Josten followed as they walked down a set of well-worn stairs and into a vibrant chamber. A band were playing a collection of strange-looking instruments in one corner, making a right racket to boot, but the patrons seemed to love it. Men and women danced, though to Josten’s eye they were more writhing around one another like coiled snakes. Drink flowed and pipe smoke filled the small space, but these pirates were all about the business, ignoring the many temptations on offer.
Vek spied his contact in the corner, leading the three of them to a secluded booth. A man sat puffing on some contraption that filtered weed through a jug to a pipe stem. It bubbled as he drew in the smoke.
‘Erral,’ Vek said, spreading his arms as though inviting the man for a hug.
‘Vek, my old friend.’
Erral slapped the rump of a girl sitting on his knee, and she slid out of the booth, smiling at the pirates as she did so. Lonik smiled back, unable to take his eyes off her. Josten could understand the allure, but there’d be time for that later. For now, they were here on other matters.

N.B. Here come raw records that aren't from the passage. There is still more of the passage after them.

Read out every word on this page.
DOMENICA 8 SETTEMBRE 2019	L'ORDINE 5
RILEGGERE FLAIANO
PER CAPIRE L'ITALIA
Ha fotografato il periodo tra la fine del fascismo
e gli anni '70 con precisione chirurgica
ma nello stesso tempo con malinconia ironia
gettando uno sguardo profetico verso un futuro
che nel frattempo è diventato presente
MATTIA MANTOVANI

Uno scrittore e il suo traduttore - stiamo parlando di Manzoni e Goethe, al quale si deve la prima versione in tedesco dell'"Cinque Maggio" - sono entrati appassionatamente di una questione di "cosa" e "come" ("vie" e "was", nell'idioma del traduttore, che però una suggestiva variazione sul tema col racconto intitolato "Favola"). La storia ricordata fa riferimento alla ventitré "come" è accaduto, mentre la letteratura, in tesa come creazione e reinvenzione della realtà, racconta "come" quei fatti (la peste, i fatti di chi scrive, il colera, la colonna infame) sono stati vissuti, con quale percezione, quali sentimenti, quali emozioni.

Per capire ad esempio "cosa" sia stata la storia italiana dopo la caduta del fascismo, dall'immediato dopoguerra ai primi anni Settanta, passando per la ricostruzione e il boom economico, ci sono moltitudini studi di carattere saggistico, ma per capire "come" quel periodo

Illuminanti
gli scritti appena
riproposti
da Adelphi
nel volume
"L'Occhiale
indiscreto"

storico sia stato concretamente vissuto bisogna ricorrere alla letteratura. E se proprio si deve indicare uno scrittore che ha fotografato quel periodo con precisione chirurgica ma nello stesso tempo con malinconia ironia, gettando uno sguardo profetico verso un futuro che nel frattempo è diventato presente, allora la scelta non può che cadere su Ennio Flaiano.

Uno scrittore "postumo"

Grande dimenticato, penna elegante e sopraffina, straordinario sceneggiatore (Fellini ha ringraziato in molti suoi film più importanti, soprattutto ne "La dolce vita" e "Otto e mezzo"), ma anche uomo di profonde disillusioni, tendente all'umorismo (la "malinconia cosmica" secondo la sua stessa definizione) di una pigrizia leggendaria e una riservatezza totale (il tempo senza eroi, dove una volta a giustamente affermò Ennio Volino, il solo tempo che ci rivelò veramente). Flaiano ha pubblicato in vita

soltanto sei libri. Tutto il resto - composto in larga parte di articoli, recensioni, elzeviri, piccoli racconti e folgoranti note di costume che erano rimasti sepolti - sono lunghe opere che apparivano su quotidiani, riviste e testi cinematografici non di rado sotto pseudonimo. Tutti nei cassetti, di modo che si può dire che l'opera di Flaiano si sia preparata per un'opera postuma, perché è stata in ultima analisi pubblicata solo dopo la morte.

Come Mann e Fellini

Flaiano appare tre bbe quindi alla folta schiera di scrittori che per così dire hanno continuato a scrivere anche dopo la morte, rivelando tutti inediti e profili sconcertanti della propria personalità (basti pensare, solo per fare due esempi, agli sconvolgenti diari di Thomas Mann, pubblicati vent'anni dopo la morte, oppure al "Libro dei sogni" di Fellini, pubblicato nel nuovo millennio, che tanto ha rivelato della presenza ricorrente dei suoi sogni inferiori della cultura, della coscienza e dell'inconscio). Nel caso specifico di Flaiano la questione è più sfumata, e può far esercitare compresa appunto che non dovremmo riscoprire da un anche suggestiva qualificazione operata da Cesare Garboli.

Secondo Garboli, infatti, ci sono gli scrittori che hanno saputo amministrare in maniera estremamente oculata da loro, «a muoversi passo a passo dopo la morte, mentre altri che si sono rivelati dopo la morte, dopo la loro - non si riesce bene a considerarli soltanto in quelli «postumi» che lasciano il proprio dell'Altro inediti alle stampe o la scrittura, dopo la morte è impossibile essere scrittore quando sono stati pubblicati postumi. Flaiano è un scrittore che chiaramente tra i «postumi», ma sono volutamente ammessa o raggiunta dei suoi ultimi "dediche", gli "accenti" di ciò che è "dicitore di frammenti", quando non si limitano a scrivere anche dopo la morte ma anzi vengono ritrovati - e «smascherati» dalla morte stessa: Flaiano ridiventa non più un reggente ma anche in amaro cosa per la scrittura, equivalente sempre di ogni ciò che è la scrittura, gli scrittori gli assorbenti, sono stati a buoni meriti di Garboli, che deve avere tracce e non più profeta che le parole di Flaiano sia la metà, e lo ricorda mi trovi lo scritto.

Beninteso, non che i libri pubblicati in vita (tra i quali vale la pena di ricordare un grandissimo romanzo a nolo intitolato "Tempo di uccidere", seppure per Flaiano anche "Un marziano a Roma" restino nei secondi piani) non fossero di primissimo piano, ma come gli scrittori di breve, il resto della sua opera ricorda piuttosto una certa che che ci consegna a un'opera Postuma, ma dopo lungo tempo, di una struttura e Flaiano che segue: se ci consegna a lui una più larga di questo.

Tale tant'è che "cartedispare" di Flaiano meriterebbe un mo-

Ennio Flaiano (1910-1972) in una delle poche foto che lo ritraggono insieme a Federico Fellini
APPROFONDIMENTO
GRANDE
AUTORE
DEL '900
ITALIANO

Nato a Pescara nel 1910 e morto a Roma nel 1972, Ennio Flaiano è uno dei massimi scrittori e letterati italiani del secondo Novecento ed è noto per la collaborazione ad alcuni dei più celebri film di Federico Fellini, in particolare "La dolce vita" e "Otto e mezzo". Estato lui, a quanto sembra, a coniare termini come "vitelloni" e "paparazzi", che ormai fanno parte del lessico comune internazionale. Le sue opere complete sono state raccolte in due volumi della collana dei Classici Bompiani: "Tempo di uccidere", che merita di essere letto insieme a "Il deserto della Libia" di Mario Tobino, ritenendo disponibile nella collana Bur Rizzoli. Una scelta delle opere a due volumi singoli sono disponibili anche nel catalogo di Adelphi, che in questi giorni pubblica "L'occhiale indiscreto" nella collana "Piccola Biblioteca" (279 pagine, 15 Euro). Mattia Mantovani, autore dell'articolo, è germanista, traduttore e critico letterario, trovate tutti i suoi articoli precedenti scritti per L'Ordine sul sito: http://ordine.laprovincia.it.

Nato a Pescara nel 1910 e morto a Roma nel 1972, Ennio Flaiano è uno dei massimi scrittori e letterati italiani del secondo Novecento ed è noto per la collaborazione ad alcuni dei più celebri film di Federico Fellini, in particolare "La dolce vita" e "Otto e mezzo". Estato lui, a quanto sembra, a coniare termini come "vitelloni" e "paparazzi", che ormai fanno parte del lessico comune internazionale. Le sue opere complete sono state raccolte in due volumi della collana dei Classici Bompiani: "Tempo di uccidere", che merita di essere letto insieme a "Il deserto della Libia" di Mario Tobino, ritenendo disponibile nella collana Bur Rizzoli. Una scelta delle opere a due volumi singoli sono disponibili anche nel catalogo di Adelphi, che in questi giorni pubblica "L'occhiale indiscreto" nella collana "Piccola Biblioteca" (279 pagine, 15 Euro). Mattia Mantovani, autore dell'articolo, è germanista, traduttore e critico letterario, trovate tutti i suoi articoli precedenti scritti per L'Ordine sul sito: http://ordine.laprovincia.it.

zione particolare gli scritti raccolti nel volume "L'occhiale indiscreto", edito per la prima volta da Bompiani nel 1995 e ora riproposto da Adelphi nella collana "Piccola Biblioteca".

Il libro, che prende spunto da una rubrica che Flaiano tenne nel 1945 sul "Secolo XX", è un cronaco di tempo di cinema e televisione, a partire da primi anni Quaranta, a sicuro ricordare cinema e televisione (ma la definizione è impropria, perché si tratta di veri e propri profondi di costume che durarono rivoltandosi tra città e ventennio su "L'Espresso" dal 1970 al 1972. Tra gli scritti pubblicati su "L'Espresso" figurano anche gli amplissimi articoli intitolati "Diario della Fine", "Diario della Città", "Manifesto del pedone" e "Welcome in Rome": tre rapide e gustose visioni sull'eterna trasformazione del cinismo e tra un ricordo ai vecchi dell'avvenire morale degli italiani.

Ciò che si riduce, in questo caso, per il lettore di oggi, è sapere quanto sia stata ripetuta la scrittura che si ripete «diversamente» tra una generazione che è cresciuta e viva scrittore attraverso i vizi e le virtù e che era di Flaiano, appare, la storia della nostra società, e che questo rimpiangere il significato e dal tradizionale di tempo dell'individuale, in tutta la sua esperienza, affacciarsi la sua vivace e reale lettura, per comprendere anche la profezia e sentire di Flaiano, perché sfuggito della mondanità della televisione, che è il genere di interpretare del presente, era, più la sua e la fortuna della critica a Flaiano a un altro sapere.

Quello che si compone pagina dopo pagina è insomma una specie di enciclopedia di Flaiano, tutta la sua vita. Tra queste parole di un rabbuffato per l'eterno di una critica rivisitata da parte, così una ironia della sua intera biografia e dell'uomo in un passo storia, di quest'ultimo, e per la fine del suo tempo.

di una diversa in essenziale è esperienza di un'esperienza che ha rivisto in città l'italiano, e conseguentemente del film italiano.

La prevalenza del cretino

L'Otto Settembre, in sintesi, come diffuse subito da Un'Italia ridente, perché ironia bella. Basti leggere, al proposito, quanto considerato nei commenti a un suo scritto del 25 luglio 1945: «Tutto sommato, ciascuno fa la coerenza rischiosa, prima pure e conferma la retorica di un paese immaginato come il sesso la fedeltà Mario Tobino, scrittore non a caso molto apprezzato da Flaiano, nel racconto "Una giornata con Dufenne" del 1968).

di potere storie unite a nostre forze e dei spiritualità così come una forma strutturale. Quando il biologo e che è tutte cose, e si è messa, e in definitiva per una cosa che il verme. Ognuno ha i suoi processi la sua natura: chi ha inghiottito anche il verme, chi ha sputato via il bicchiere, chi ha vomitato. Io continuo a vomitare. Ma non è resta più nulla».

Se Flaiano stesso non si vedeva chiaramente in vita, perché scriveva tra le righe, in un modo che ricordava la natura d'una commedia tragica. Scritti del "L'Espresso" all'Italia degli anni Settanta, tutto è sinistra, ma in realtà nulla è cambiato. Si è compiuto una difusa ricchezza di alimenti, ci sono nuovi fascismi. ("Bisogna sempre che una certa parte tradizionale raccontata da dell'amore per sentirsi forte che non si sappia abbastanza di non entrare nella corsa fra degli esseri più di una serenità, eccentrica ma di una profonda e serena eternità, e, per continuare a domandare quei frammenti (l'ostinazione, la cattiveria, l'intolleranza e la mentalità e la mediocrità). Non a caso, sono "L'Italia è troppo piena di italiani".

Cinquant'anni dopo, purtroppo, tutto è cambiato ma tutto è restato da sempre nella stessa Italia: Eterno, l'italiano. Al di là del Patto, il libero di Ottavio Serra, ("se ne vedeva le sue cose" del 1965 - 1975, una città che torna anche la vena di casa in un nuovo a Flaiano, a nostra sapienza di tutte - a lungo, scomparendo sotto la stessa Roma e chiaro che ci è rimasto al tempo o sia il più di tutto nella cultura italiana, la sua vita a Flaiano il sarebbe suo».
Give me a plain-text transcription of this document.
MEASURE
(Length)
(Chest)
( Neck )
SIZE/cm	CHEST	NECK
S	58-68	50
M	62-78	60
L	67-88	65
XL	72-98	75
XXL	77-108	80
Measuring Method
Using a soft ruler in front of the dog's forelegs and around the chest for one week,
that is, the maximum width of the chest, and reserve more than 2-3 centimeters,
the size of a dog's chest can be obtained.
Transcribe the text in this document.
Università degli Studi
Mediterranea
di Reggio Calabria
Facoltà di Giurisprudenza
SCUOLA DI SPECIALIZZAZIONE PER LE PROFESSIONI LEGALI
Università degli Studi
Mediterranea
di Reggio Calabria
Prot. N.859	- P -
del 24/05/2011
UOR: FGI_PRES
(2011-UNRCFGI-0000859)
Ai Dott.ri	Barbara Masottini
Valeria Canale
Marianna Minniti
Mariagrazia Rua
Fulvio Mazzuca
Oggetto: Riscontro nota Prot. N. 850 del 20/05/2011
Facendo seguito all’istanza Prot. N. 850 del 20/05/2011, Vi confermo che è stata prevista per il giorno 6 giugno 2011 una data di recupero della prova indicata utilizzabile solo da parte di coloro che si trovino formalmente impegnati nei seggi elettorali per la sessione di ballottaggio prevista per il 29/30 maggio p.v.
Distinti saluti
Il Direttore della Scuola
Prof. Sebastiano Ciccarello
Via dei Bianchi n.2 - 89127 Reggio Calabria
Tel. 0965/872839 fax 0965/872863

They crowded into the booth as Erral set the bubbling pipe aside. ‘I’m glad you could make it,’ the man said. Josten recognised his accent was from the Suderfeld, though he couldn’t place exactly where.
‘I wouldn’t be anywhere else,’ Vek replied.
‘Then I take it you’re in the market for work?’
‘Aren’t I always?’ Vek smiled, but Josten detected a hint of impatience about him.
‘Very well,’ said Erral. ‘Then to business. A cargo ship is coming out of Canbria laden with grain. As usual the job will be simple: ransack the ship, take the cargo, and return it to Canbria intact. There, its original owner will take it back and sell the cargo on again.’
It was a treacherous move. Josten admired the simplicity of it. ‘And you’d be the original owner, I take it,’ Josten said without thinking.
All eyes turned to him, and he realised he’d spoken out of turn.
‘New crewman?’ Erral asked.
Vek was looking at Josten as though he’d let off a deathly stink.
‘Still breaking this one in,’ he replied, clapping a hand on Josten’s shoulder and squeezing it a little too tight.
‘Well,’ said Erral with a smile, ‘let’s hope he’s as quick with a blade as he is with his tongue.’
Josten wanted to tell this fucker that he was quicker than most, but he thought maybe he’d said enough.
‘He’ll get his chance to prove it soon enough,’ said Vek.
Oh I’ll prove it all right, Josten thought. Just you give me the chance.